Date Object benutzt in String...?


----------



## MeinerEiner_80 (16. August 2006)

Kurze Frage, ist das denn dein Quelltext.. weil du dich so wenig damit auskennst?

Was macht denn diese validate Methode? sie liefert enweder ein null zurück, wenn die Eingabe falsch war bzw, einen Fehlertext, oder null wenn die Texteingabe korrekt war.
Frage? Wie soll da der Aufrufer der Methode merken, ob die Eingabe nun korrekt war?
Ich würde die validate Methode ein boolean true zurückgeben lassen, wenn alles okay war, sonst false;

Desweiteren fehlt ein mir bisschen der Zusammenhang, wo hier was passiert,  aber in dieser validate methode wird ja wohl ein Date Object erzeugt aus dem Eingabestring, um zu überprüfen, ob die Eingabe okay war.

Ich würde folgendes machen, wenn das Date Object gültigseit korrekt ist,speichere es. 
Wenn die Texteingabe gültigbis überprüft wird, vergleiche es mit dem gültigseit Object.

Mehr kann ich dir nun nicht helfen, da  weder Converter noch das EditField Klassen aus der Java Standard API sind...

*grüssle*
MeinerEiner


----------



## ennbee (16. August 2006)

Danke soweit...

Nicht alles ist mein Quelltext, aber einlesen soll ich mich .. bin Beginner und drücke mich daher wohl fachchinesisch unverständlich aus... und versteh nicht mal die Hälfte... allerdings gibst du dir wirklich Mühe, mir das zu erklären Danke 

Mal schauen, wie ich weiterkomme


----------



## flashray (16. August 2006)

Hallo Nicole,

würde dir empfehlen das Kapitel 10. (Raum und Zeit) aus der Java Insel zu lesen:
http://www.galileocomputing.de/openbook/javainsel5/

Nach dem du dir einen ungefähren Überblick geschaffen hast, wirst du bspw. merken das du Datum1 kleiner Datum2 garnicht selbst implementieren musst. Denn die Klasse Date hat schon die Methoden before() und after().

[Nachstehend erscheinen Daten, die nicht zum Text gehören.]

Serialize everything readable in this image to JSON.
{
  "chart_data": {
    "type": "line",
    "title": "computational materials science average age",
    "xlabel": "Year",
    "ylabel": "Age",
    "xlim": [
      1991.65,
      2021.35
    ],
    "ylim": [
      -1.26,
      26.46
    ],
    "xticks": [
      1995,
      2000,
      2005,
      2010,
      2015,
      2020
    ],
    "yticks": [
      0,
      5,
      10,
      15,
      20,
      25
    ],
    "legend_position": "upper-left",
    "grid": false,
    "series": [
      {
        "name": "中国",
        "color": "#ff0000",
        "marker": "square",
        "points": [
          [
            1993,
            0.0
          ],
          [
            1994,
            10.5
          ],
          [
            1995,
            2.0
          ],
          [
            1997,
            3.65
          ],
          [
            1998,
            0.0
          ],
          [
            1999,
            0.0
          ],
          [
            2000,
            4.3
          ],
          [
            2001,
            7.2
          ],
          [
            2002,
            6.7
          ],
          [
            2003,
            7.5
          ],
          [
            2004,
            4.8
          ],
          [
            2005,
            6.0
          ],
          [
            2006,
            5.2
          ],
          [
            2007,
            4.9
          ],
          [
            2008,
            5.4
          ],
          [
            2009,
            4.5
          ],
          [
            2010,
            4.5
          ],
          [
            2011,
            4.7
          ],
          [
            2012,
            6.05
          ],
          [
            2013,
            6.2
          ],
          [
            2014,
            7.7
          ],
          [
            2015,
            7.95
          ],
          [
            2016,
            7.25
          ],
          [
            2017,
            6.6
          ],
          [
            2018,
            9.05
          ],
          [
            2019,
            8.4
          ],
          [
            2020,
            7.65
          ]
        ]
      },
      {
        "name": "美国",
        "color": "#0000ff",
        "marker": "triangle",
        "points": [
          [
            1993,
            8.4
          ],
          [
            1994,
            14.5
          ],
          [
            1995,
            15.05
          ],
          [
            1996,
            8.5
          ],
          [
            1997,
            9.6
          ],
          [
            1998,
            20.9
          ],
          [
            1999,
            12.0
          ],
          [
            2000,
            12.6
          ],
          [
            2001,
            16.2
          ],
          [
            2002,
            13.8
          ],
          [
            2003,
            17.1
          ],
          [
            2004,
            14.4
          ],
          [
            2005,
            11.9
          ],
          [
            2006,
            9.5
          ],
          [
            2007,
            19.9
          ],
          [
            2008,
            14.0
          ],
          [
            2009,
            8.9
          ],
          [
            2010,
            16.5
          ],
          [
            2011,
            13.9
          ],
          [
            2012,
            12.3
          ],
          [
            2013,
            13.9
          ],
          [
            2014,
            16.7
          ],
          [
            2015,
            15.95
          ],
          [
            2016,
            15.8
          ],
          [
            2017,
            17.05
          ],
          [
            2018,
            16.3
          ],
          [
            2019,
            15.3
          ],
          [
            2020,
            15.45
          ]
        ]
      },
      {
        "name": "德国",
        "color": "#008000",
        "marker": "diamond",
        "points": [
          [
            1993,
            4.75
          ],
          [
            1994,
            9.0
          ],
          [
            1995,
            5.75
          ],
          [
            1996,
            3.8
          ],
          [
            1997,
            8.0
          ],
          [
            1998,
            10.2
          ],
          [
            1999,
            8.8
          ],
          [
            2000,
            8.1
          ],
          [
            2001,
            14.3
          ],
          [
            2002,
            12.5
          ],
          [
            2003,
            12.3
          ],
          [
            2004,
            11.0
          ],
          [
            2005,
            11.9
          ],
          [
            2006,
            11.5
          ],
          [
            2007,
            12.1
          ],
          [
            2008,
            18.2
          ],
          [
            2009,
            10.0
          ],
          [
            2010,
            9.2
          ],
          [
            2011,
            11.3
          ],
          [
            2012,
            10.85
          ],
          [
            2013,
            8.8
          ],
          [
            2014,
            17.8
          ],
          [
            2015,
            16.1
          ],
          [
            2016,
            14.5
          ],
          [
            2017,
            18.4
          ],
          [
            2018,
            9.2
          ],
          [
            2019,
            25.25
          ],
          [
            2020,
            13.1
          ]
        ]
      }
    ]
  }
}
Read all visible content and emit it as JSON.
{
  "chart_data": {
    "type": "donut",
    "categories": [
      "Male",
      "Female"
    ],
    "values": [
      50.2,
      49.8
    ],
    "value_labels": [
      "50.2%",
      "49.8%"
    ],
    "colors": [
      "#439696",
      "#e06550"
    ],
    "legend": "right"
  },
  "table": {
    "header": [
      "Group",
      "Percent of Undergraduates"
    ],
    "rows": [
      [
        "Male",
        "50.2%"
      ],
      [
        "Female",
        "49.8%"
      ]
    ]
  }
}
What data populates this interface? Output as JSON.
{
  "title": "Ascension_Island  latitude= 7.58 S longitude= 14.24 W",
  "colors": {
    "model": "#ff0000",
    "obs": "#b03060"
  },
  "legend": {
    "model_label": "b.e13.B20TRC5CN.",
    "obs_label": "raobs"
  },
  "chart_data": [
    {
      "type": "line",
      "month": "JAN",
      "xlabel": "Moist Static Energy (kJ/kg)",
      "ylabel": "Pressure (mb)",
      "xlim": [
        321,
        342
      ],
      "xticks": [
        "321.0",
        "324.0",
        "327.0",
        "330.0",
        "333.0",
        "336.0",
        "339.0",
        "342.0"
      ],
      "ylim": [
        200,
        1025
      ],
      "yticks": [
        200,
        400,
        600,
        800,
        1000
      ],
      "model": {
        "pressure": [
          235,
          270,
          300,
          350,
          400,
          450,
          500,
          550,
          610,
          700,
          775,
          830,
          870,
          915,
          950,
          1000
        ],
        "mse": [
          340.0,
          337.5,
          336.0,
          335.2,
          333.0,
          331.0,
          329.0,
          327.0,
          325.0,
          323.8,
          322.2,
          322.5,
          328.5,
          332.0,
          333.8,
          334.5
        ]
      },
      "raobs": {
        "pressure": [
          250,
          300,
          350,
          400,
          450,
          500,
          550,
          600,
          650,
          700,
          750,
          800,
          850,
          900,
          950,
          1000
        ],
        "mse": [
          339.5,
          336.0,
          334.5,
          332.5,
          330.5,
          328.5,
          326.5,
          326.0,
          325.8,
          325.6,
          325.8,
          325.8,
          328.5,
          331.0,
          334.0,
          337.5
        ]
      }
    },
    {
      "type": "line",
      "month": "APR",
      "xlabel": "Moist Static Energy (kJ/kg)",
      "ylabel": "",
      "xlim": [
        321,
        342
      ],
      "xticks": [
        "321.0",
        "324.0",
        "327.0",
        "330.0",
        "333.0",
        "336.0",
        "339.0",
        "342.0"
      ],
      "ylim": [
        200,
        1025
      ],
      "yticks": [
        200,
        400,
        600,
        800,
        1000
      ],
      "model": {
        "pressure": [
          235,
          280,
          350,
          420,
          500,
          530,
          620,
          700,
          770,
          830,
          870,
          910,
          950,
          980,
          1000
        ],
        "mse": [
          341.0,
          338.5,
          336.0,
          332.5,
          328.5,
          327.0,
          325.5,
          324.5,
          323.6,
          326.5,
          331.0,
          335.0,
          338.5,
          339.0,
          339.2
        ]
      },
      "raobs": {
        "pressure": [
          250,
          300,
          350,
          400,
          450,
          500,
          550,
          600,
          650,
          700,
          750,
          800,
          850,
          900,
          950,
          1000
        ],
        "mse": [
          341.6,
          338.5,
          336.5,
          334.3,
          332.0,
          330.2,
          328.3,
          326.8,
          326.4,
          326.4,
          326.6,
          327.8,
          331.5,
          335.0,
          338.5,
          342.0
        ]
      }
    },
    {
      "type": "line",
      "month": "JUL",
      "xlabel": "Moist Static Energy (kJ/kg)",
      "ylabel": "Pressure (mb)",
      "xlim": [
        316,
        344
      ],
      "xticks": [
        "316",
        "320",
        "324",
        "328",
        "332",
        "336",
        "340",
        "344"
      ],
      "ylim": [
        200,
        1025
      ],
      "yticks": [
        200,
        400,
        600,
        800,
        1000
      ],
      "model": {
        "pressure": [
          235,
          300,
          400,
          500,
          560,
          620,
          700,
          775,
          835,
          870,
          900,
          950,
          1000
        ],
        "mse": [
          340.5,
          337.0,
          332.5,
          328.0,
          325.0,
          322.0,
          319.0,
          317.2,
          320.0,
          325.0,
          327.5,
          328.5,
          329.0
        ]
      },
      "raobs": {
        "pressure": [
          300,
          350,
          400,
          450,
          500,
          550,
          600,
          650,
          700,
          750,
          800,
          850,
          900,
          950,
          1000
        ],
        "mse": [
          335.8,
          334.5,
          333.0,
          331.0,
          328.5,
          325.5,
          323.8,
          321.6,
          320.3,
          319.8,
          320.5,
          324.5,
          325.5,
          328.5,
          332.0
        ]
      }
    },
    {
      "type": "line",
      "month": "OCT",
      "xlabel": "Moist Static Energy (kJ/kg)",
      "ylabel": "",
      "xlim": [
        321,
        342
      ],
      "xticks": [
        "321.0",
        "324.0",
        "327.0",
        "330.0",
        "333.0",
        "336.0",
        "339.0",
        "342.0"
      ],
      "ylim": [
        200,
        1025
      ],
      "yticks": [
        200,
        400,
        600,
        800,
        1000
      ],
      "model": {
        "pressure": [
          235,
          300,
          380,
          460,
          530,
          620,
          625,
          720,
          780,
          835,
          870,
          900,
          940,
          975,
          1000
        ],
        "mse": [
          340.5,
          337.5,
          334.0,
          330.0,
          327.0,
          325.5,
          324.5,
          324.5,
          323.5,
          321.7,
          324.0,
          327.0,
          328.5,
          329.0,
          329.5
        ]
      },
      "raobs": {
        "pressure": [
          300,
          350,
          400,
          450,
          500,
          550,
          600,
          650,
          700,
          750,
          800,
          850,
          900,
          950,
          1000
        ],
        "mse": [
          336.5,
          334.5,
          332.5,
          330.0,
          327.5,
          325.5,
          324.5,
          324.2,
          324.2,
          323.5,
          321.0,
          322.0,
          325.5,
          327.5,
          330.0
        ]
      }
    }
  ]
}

Als nächstes sollte man die Javaapi durchchecken:
http://java.sun.com/j2se/1.5.0/docs/api/java/util/Date.html

Hier sind sämtliche Konstruktoren und Methoden von Date aufgelistet.

Zusätzlich könntest du dir auch mal Codesnippets (Codebeispiele) bei Javaalmanac zu Date anschauen:
http://javaalmanac.com/egs/java.util/pkg.html#Dates

Wenns dann noch irgendwo hakt einfach nochmal schreiben  .


Vg Erdal


----------



## ennbee (16. August 2006)

Ganz herzlichen Dank für die schnelle Hilfe


----------